提案力を徹底比較! ケース別・おススメ生命保険◆50代編(全4ケース)
ケース15◆50代前半【50歳・女・既婚・共働き】
次男への仕送りきつく、ローン完済まで10年
50歳の女性。会社員で年収740万円。夫の年収も760万円あるので、夫婦での収入は人並み以上。ただ長男は独立したが次男は大学生で別居しており、仕送りがきつい。月20万円の住宅ローンも完済まであと10年あり、負担が重くのしかかる。早期退職を検討中で、退職金は割増を含めて2000万円出る予定。保障額はいったいどのくらいあればよいのだろうか。
保険料の安いプランを提案しているオリックス、損保ジャパンひまわり、第一、アフラックはいずれも医療保険。「子どももほぼ独立し、退職金もあることから死亡保障は不要」(アフラック)との考えだ。一方で三井住友海上きらめきは「定年までの死亡保障と老後の貯蓄を兼ねて」、1000万円の終身保険と終身医療保険の組み合わせを提案する。AIGスターも「老後の保障の準備が必要」として、死亡保障10万?の終身保険を提案した。
かんぽは「50歳なので一生涯の保障を推奨」として、災害、疾病の特約を使って60歳までの保険金を500万円、その後は保険金が250万円に減少する終身保険を提案する。富国は「死亡保障は不要」として、医療保険に加えて一時払い保険料1000万円の個人年金保険を提案している。この一時払い保険料の原資は退職金の一部を充当。かんぽも「月払いを基本としつつも退職金の一部を前納できる」という。
このケースに対して、フィナンシャルプランナー(FP)の各氏はどう見るか。「共働きで子どもはもうすぐ独立、持ち家で貯蓄もあるので、保険は原則不要」と言うのは和泉昭子氏。「あとは保険に対する当事者の好みの問題で、生きるための保険(医療・介護・年金)をどこまで取り入れるか」。三輪鉄郎氏も和泉氏と同様に死亡保障は不要との考えだ。
一方で、桑山政嗣氏は、「現在の収入と貯蓄額から推定すると、必要保障額が高額になる」として、死亡保障額は3700万円と試算した。「生活費の再点検を行い、余裕があれば貯蓄額を増やす検討が必要」(桑山氏)。
2000万円の退職金については、保険料への充当を提案する生保もあるが、桑山氏は「住宅ローン金利等の状況により判断は変わるが」と前置きしたうえで、「老後資金に充てるか、住宅ローンの繰り上げ返済に充てるか、検討すべき」と言う。利息削減効果とその後の貯蓄プランを比較して、有利な方に充当すべきだ。

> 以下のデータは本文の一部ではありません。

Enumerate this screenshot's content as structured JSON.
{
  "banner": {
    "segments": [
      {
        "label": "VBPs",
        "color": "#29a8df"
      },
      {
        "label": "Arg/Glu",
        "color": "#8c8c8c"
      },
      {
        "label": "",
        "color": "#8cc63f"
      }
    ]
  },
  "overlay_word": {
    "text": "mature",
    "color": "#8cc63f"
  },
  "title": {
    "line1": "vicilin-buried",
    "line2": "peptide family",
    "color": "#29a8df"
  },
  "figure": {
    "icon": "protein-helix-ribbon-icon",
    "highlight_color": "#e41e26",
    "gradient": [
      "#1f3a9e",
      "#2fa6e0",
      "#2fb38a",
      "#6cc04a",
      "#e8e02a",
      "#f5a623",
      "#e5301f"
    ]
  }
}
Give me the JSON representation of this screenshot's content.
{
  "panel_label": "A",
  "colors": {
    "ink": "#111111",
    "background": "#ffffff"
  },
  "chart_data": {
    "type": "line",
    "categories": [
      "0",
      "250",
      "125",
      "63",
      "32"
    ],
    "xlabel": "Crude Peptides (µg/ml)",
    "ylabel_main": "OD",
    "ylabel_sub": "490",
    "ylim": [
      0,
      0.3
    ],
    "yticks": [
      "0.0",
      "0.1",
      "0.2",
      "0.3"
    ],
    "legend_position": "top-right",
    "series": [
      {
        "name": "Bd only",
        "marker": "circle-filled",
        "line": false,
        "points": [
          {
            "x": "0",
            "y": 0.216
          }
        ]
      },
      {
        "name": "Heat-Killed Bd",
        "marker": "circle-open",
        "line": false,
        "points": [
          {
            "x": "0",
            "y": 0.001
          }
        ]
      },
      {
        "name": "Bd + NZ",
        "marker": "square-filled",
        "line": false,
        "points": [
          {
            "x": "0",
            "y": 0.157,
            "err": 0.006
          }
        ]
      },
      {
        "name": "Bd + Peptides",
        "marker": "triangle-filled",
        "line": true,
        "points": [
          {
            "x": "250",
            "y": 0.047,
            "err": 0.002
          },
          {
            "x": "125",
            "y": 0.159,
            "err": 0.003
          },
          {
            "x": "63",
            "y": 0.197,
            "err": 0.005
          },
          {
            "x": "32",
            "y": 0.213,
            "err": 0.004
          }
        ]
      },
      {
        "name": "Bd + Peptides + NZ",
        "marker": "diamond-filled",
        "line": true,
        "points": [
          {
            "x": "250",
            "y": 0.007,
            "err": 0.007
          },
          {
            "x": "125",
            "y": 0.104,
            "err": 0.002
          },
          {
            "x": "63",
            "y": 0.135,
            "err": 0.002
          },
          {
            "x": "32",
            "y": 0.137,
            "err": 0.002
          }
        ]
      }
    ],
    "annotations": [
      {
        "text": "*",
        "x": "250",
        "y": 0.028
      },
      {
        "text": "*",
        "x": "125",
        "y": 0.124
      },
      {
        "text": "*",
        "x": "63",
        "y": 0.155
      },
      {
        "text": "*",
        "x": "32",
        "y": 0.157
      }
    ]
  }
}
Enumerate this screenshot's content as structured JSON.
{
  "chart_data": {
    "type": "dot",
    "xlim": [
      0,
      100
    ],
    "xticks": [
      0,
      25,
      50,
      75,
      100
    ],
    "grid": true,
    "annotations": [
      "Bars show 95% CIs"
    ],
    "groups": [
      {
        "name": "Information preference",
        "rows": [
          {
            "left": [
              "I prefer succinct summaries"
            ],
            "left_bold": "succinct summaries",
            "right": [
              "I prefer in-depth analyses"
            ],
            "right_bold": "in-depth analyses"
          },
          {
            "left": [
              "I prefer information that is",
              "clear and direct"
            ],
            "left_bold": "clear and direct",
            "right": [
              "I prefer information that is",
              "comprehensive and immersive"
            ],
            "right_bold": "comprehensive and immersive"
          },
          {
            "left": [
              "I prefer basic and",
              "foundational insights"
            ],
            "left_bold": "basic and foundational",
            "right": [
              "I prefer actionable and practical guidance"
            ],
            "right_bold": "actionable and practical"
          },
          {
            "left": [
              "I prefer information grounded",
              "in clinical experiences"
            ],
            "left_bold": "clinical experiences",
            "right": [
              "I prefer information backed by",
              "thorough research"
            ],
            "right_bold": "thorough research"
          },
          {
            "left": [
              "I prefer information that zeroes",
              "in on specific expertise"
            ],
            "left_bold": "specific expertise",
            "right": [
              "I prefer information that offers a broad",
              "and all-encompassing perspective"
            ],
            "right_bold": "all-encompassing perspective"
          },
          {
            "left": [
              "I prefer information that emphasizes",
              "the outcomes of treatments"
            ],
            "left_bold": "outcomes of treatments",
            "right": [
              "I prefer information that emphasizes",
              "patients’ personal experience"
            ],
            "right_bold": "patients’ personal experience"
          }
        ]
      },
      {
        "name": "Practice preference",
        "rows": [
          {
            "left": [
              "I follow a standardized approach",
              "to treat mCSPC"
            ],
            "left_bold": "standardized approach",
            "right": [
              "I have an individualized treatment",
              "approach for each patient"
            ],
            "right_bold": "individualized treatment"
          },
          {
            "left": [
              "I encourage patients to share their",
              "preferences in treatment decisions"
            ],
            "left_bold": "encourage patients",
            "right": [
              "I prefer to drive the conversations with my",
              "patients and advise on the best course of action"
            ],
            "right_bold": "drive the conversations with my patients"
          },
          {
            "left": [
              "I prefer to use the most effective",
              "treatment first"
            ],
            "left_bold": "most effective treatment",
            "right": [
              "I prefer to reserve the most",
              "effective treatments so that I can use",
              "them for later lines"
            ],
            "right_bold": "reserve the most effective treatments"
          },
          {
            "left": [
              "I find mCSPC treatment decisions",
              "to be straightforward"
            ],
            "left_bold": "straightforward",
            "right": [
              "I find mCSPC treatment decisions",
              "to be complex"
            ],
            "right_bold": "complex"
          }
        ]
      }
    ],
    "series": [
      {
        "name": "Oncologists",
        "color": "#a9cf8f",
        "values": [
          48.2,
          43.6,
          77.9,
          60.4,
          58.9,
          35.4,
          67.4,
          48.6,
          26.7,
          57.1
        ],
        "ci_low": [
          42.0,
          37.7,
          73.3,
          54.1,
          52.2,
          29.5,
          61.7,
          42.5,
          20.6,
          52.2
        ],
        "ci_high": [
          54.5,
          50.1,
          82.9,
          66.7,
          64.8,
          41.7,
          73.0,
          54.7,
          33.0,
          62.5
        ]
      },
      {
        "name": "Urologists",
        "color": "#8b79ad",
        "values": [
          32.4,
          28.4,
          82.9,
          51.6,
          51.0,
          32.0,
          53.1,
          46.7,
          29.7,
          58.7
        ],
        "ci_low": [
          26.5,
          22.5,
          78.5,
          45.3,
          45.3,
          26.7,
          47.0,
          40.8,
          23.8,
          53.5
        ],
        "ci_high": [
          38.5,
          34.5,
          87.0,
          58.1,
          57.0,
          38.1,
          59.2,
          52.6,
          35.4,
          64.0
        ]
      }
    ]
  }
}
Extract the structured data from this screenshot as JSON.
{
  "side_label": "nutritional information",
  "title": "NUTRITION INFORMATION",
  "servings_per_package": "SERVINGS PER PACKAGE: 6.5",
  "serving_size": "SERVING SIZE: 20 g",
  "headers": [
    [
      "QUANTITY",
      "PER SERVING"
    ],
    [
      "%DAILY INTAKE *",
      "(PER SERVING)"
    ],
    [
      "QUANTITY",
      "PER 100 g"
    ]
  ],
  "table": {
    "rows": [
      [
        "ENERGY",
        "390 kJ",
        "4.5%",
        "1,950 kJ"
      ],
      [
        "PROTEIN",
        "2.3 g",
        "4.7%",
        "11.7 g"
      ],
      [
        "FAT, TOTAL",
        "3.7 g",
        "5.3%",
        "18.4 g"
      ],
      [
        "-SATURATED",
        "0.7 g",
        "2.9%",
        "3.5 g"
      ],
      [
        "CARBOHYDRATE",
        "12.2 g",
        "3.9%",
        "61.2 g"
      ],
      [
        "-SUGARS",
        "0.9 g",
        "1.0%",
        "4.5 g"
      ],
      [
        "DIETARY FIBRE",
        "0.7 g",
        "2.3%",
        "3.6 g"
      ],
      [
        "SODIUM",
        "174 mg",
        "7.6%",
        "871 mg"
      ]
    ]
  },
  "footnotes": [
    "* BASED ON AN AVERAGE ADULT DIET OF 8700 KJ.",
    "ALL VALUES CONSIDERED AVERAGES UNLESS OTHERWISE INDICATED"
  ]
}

和泉氏は「共働きで、妻の退職金だけで2000万円(夫の退職金もおそらく2000万円くらいか?)、さらに年金も厚生年金が2人分あることから、リッチなセカンドライフが送れることが予想されるので、老後資金の不安は少ない」として、「もし年金商品をということであれば、定額タイプよりも変額タイプ」を提案する。運用による受取額のアップが期待できるためだ。ただし、「投信に比べると保障コストの分だけ、運用効率が悪いので、500万~1000万円程度でいいのでは」と見る。「退職金をそのまま丸ごと変額年金に放り込むのは疑問だ」。さらに、アクサの65歳年金開始で5年間受け取りのプランよりも、「退職後公的年金が薄い60歳前半の確定年金か、長生きするほど得になる終身年金を選択するのがベター」と言う。
このケースでは、どのような保険がよいのか。FP3氏が一致して勧めるのがオリックス。「低廉な保険料で、入院が長引く可能性がある生活習慣病の支払い限度日数が長いので、この世代にグッド。保険料は60歳払い済みで老後の負担もない」(和泉氏)。三輪氏と桑山氏も、その割安な保険料に注目する。さらに、「介護が不安なら、80歳程度までしかカバーできない商品が多い中、終身タイプで医療・ガン・介護保障が準備できる三井住友海上きらめきの終身医療のプランかアフラックのプラン」(和泉氏)がお勧めか。